What the Go rewrite replaced
| Component | Python | Go |
|---|---|---|
| Parser | Custom OPL parser | Same, rewritten |
| Graph | NetworkX MultiDiGraph | Custom adjacency list + dense index |
| Spatial index | Shapely STRtree | tidwall/rtree |
| Scenic scoring | Per-edge R-tree queries | 100 m precomputed grid + bilinear lookup |
| Cache | gzipped pickle (tile-level) | msgpack (bbox-level) + route result cache + weighted graph cache |
| Router | NetworkX A* | Custom A* + Bidirectional A* with slice heap |
| Visualization | None | PNG per candidate, Leaflet viewer |
| Webapp | Flask + ThreadPool | stdlib net/http + goroutine workers |
| Binary size | — | ~7 MB single binary |
| Tests | ~112 | 138 + 10 benchmarks |
What’s next
- Bidirectional A as default* — 2.2× routing speedup, zero overhead. Wire into CLI.
- Skip non-road ways during parse — filter buildings/barriers during OPL build. Estimated 60% graph shrink.
- zstd compression for msgpack cache — 220 MB → ~80 MB, faster I/O.
- WebSocket/SSE progress — replace polling with server-sent events for real-time job progress.

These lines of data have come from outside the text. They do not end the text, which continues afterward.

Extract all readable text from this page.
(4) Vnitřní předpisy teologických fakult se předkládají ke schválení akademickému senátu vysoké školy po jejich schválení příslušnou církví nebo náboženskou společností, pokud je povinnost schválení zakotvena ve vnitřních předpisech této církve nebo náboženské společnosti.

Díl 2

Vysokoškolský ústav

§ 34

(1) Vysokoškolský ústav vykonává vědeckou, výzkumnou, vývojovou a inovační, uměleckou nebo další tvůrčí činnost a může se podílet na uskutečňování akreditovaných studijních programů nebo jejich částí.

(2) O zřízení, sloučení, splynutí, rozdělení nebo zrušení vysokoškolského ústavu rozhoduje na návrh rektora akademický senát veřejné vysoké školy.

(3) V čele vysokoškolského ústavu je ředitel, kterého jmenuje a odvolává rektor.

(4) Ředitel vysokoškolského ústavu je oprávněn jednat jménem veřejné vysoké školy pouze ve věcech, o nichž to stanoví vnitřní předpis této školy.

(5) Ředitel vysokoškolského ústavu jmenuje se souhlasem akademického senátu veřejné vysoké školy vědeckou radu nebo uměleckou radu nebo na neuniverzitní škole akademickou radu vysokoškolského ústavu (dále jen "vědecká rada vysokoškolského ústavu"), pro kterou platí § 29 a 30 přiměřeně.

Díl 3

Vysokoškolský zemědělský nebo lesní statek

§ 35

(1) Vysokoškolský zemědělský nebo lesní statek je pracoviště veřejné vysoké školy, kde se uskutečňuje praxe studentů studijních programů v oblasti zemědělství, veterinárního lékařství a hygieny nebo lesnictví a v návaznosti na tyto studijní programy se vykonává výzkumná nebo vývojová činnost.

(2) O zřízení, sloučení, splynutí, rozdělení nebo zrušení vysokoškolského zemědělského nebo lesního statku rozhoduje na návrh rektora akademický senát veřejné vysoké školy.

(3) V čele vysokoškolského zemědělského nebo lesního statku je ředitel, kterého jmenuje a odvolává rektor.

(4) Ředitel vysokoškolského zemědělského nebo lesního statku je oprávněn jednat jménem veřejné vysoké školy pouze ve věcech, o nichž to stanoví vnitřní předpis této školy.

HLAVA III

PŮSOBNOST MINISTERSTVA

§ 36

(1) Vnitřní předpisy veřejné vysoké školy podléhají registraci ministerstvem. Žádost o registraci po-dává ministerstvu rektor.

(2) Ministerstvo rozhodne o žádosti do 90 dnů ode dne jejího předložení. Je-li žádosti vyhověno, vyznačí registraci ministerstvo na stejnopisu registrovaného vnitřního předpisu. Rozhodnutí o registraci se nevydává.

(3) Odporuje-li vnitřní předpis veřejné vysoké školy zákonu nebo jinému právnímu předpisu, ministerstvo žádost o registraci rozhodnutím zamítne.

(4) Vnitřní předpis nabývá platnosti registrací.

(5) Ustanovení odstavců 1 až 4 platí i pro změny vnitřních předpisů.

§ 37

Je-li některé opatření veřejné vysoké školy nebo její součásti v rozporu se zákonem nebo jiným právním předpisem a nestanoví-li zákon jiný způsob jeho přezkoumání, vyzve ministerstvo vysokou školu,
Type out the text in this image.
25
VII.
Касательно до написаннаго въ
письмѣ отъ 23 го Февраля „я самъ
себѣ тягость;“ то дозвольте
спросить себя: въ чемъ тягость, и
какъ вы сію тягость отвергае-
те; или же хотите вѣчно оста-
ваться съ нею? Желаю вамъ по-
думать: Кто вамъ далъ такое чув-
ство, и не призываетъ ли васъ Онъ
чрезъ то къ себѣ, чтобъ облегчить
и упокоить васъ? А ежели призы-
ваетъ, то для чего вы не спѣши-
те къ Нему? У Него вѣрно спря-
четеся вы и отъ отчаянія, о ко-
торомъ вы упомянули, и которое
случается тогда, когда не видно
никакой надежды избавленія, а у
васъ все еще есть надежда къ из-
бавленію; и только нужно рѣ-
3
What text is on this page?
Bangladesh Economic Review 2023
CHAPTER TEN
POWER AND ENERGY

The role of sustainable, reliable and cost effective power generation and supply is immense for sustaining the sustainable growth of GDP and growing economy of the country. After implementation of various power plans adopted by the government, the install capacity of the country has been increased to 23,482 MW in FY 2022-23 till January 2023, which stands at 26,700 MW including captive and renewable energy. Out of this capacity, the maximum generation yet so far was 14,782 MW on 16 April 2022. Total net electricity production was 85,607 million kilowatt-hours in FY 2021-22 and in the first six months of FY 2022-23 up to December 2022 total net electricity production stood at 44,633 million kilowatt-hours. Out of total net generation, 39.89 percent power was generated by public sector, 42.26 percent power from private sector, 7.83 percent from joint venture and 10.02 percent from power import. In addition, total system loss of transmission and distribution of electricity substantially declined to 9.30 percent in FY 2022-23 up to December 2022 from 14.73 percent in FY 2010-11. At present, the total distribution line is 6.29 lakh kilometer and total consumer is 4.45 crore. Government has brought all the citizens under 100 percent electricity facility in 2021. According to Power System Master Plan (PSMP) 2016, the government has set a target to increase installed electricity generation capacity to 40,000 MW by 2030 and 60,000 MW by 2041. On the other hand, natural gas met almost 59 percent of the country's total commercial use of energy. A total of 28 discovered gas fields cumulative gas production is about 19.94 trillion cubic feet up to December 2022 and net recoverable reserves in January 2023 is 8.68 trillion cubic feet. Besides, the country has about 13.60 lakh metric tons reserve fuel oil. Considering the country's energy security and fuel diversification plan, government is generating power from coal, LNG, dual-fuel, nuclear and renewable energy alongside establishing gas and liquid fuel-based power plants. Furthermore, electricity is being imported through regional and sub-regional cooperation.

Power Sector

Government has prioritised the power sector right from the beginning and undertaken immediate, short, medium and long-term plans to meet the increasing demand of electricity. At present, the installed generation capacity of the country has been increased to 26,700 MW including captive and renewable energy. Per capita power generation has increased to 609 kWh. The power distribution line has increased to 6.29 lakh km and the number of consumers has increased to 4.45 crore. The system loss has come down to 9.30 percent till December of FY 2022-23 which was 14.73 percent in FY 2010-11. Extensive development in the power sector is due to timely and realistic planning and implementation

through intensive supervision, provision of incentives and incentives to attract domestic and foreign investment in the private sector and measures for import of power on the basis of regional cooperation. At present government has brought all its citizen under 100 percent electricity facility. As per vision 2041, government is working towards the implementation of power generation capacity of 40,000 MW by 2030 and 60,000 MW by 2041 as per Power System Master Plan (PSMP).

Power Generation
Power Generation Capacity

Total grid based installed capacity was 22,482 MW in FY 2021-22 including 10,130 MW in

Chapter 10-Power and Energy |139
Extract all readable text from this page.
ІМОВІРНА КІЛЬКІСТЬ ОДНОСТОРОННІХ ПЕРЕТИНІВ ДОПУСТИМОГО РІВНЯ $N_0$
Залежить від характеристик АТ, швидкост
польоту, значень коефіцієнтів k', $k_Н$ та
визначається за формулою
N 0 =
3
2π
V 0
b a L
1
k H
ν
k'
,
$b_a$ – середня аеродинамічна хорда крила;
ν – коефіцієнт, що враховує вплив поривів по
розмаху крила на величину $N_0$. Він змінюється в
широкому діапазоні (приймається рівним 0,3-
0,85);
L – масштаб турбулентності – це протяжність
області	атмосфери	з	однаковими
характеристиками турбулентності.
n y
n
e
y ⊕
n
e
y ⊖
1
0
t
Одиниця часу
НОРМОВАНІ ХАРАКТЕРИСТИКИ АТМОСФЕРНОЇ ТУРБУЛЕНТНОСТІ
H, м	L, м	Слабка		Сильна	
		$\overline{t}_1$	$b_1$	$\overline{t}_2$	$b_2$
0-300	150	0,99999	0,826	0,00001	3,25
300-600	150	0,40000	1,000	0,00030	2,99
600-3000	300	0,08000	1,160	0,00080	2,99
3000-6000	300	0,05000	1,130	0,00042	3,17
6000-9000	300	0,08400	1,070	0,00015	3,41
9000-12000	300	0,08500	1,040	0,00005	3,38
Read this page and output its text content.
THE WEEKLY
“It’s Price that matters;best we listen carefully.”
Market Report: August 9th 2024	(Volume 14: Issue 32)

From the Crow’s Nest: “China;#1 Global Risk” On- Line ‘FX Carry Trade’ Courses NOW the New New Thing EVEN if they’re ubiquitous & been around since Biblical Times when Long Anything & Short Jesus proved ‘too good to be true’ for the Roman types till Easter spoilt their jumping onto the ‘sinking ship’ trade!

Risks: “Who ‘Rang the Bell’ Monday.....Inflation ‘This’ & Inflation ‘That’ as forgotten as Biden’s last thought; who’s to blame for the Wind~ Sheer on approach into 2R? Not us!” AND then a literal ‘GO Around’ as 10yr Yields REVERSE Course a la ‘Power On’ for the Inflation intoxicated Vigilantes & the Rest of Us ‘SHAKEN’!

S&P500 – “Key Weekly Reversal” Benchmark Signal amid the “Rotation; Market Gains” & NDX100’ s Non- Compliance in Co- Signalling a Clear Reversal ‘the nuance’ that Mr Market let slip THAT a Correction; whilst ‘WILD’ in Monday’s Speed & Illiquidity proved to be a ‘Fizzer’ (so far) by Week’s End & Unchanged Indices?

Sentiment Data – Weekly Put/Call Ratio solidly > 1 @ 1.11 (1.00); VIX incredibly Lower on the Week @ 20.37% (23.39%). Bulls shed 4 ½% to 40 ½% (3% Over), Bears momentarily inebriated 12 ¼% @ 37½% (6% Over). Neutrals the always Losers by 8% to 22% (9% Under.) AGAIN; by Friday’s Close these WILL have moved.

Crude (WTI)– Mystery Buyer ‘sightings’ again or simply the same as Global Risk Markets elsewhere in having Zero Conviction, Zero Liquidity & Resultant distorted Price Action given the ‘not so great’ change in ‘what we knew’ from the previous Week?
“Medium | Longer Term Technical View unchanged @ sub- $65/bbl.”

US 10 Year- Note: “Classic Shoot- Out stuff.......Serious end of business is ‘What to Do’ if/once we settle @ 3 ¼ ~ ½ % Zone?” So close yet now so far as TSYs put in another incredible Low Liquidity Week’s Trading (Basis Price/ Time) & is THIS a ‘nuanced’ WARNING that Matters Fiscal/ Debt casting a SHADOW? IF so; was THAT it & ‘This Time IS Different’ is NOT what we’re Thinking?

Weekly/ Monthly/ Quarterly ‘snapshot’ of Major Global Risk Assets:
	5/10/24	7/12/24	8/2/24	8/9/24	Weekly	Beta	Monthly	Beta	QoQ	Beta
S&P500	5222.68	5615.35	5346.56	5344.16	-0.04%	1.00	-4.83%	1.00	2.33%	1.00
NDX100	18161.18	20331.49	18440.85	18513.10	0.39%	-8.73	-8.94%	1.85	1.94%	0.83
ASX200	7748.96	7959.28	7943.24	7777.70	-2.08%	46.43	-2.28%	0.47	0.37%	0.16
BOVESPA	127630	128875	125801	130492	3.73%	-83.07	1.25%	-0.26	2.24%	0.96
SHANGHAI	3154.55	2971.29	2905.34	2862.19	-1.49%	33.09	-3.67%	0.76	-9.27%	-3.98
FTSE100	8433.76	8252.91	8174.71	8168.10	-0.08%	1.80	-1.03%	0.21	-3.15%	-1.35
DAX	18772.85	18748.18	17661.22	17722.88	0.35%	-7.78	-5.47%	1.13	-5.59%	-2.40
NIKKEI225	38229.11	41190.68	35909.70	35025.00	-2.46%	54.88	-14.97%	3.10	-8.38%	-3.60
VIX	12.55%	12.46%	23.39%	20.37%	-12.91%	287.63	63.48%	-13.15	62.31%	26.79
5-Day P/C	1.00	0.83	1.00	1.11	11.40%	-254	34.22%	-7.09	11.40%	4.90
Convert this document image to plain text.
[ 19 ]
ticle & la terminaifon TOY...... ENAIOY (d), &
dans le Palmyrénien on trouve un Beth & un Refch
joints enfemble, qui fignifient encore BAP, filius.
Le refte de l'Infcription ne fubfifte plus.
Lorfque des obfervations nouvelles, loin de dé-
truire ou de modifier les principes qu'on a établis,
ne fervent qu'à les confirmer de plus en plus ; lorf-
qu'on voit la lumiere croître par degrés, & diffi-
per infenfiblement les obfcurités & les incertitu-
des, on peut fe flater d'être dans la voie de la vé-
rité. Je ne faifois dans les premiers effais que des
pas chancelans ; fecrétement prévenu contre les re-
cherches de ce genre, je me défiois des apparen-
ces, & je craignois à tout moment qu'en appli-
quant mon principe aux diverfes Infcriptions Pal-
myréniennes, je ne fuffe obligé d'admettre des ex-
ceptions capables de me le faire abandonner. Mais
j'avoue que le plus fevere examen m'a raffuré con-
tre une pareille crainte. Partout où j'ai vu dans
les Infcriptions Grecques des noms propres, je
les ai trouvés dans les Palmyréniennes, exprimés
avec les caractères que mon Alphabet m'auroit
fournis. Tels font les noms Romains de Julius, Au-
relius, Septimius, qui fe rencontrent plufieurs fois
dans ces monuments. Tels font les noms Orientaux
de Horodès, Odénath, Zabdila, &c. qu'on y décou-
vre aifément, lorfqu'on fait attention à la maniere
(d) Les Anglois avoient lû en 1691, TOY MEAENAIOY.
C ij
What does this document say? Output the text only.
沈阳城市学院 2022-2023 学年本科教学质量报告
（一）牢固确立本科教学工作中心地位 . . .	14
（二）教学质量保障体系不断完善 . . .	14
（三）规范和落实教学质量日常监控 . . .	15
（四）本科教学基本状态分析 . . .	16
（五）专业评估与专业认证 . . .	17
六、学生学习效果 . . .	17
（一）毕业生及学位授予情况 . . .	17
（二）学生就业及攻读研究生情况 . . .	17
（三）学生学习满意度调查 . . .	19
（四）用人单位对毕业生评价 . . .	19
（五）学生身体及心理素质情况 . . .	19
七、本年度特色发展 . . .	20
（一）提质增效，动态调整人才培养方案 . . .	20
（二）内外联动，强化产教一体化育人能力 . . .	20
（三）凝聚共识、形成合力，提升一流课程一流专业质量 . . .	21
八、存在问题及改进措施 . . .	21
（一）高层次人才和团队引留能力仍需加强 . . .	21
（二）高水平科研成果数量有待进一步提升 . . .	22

- Native PBF parser — available as
-native-pbffor environments without osmium. Not default.
Summary
The core idea is simple: interesting cycling happens at the boundaries between ecosystems. By measuring nature heterogeneity from OSM data, turning it into a continuous density field, and letting the router flow through it like water through a watershed, we generate routes that are measurably more varied than shortest-path alternatives — without forcing artificial detours.
The algorithm is fully offline (no APIs), runs in ~2.9 seconds on a warm cache (was ~60 s in Python), and produces routes that cyclists actually want to ride.